Real estate investors are now looking at long-term growth, unlike in the previous boom years, said developers at Cityscape Global.
Units at Skai Holdings’ Viceroy Dubai Palm Jumeirah hotel project sold out a month ago, and about 10 per cent of the units are back for resale, said Kabir Mulchandani, the chief executive of Skai Holdings. The project has 481 hotel rooms and 221 hotel residences.
“Most of the buyers are holding the units and they are not looking for short-term gain,” he said. “That is better [for developers] as it creates speculative demand and was part of what led to the crisis.”
The buyers have to pay 20 per cent of the total value upfront at the Skai project and the rest on completion.

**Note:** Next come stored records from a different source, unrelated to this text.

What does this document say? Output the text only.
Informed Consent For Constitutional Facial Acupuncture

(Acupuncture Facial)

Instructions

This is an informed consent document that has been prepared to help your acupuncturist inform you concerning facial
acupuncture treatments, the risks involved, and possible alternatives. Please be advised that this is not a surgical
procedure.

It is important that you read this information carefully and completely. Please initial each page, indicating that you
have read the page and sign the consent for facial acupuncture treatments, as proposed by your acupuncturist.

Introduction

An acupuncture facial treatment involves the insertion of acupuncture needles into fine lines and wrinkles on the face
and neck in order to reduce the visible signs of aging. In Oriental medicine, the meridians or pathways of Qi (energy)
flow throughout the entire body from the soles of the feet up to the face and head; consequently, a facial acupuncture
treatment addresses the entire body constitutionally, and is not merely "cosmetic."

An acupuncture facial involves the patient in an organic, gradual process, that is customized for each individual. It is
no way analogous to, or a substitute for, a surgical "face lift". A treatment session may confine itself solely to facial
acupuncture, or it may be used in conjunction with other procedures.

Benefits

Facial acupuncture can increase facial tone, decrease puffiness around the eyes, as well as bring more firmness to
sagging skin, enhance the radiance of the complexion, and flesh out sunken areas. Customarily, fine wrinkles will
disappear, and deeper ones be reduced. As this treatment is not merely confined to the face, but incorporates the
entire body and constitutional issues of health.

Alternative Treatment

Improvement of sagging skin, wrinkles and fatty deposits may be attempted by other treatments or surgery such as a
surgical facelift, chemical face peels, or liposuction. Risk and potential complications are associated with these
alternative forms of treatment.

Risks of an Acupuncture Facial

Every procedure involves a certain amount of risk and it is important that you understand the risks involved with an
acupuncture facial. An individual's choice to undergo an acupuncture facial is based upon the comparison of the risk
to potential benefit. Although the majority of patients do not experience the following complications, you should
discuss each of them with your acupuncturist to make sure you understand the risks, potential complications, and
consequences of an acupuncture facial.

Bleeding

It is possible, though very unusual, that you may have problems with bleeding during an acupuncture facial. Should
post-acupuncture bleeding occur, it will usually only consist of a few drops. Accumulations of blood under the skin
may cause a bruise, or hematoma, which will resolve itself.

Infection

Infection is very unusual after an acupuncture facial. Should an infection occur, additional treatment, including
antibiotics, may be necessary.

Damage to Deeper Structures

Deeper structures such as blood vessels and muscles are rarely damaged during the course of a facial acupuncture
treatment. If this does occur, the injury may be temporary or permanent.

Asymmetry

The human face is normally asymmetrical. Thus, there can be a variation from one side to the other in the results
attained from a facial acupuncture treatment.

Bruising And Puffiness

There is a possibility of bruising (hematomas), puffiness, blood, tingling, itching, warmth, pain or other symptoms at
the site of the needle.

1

The project is expected to come online by December 2016.
Abuali Malik Shroff, the chairman and managing director of Sheffield Holdings and owner and developer of the Dream Dubai Marina, said he is seeing a similar trend. About 30 per cent of its 420 serviced apartments were sold off-plan. The project started in 2008, then stalled in the credit crunch.
“Most of the investors now are non-residents and they are now set for long-term growth,” Mr Shroff said. The project is to comprise hotel apartments besides a hotel, and is to be ready for handover by the last quarter of next year.
About a quarter of the buyers are from the UAE, with the rest from India, Saudi Arabia and the United Kingdom.
RAK Properties is encountering more end-users and domestic buyers as against those pre-2008, said Rashed Sultan Al Khatri, director of marketing and sales at RAK Properties.
“Around 40 per cent of the buyers are UAE nationals and around a quarter are from the Indian subcontinent,” Mr Al Khatri said.